A far-right party has taken third place in Swedish opinion polls, helped by concerns over immigration and rising unemployment, and may now hold the balance of power after the next national election in 2014.
Nordic populist parties are showing resilience despite scandals among right-wing activists in Sweden and mass killings by anti-Islamist Anders Behring Breivik last year.
The Sweden Democrats (SD) have about 11 percent support in an October poll published on Monday by United Minds pollsters in Aftonbladet newspaper, double its showing in the 2010 election. Other polls in the last few weeks showed a similar trend.
SD’s growing popularity comes as Sweden, once the strongest of Europe’s economies, faces possible recession by the end of 2012 and controversy swirls over its welcoming of immigrants from crisis-hit Europe and refugees from countries such as Syria.
“Immigration is topping the agenda and this benefits the Sweden Democrats,” said Carl Melin, polling head at United Minds. The SD’s performance was its strongest since United Minds began its polling in 2009.
Another October poll by Ipsos, published in Dagens Nyheter newspaper, showed the SD at 8.5 percent.
“We may be entering a recession and this is a good breeding ground for parties like the Sweden Democrats,” said Johanna Laurin Gulled, a polling manager at Ipsos.
UNHAPPY WITH GOVERNMENT
In Sweden, much SD support has been drawn from dissatisfaction with Prime Minister Fredrik Reinfeldt’s centre-right coalition government, which is perceived by many voters as tired and out of ideas after being in power since 2006.
“There is a feeling of frustration in Sweden, that there is something happening in Sweden that we have to deal with but mainstream parties are not looking at it,” said Daniel Poohl, editor of Expo magazine, an anti-racist publication that investigates far-right politics.
Over the last few months, Sweden’s front pages have featured stories of layoffs from some of their most emblematic companies, such as telecoms giant Ericsson, and debates over immigrants.

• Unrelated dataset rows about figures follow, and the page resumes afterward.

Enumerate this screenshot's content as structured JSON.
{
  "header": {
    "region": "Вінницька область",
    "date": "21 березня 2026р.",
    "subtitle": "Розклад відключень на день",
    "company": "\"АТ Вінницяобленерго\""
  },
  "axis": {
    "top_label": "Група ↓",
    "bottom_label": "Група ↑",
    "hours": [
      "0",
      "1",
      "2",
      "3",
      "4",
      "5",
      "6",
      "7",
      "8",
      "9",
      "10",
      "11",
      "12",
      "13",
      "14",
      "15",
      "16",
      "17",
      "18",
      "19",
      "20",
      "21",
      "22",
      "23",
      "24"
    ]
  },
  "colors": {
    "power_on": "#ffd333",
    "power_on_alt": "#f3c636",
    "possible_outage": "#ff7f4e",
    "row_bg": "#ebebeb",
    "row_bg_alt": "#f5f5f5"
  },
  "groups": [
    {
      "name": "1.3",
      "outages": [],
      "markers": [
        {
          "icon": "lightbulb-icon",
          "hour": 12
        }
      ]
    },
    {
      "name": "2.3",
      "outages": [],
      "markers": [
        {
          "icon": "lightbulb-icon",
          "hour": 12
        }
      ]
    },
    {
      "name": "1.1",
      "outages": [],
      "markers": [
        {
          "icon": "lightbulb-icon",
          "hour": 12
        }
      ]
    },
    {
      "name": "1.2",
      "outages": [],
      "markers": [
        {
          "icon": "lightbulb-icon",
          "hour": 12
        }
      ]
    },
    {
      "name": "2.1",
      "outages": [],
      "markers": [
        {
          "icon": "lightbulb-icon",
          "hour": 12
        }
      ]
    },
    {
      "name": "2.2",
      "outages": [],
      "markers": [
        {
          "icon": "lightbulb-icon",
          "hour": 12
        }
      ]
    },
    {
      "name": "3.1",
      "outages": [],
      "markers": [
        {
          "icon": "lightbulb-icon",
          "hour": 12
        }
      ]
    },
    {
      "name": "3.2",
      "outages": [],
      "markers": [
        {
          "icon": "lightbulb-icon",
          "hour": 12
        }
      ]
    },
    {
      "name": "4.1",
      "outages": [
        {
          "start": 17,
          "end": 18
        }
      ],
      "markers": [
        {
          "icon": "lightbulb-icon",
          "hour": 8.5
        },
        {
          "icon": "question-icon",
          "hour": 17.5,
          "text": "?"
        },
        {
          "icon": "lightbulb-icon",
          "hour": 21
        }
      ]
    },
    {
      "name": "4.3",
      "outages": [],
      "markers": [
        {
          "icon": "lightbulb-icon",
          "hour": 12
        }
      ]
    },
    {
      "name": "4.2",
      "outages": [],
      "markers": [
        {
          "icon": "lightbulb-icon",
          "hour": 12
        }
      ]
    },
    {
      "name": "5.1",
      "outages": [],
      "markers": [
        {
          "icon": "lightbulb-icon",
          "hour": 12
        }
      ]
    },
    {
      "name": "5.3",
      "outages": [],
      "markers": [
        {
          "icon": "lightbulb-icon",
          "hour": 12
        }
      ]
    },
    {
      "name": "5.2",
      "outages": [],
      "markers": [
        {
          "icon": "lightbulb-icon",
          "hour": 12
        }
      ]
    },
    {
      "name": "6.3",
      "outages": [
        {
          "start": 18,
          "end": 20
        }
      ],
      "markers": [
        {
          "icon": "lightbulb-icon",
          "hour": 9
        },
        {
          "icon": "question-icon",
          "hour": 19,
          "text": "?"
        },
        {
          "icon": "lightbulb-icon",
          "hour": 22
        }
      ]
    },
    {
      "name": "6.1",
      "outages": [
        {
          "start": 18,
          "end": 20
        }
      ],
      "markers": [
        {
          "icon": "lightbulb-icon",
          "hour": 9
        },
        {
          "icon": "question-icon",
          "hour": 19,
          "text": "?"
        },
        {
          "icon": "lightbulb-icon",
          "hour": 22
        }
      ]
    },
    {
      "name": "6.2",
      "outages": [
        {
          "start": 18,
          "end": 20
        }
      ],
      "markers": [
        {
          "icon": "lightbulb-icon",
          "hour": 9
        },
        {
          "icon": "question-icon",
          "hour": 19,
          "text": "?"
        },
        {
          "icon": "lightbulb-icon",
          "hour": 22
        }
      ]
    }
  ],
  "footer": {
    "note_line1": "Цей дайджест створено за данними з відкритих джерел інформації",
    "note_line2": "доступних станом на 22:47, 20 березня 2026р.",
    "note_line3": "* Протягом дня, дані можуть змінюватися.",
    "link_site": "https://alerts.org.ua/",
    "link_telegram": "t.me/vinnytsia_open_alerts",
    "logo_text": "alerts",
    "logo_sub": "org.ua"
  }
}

People living in Sweden with foreign citizenship account for about 7 percent of the country’s population of 9.5 million.
A televised debate in October between party leaders quickly turned to immigration, benefitting SD leader Jimmie Akesson.
Polished and well-dressed, Akesson has helped improve the image of a party long perceived as dominated by right-wingers.
“They have no other solutions apart from isolating Sweden from the rest of the world,” Foreign Minister Carl Bildt told Expressen newspaper last week after the publication of one poll.
BALANCE OF POWER
Surveys show the SD may have a ceiling of support at between 10 and 15 percent, but it could still hold the balance of power.
It, like other anti-immigration parties, languished after Breivik’s killing of 77 people in Norway last year when the economy was also stronger, relegating issues of immigration.
But like other Nordic right-wing parties, SD has recovered.
In Finland it is a mixed picture. The anti-euro Finns Party won 12 percent of votes in municipal elections in late October, higher than the 5 percent it won in 2008 local elections but far less than the 19 percent it took in last year’s national vote.
The Danish People’s Party, which as a powerboker in the last government coalition, has risen in polls amid an unpopular new left-of-centre government. In Norway, the anti-immigrant Progress Party, hit by sex scandals that also eroded its image, is now the third largest party in Norway.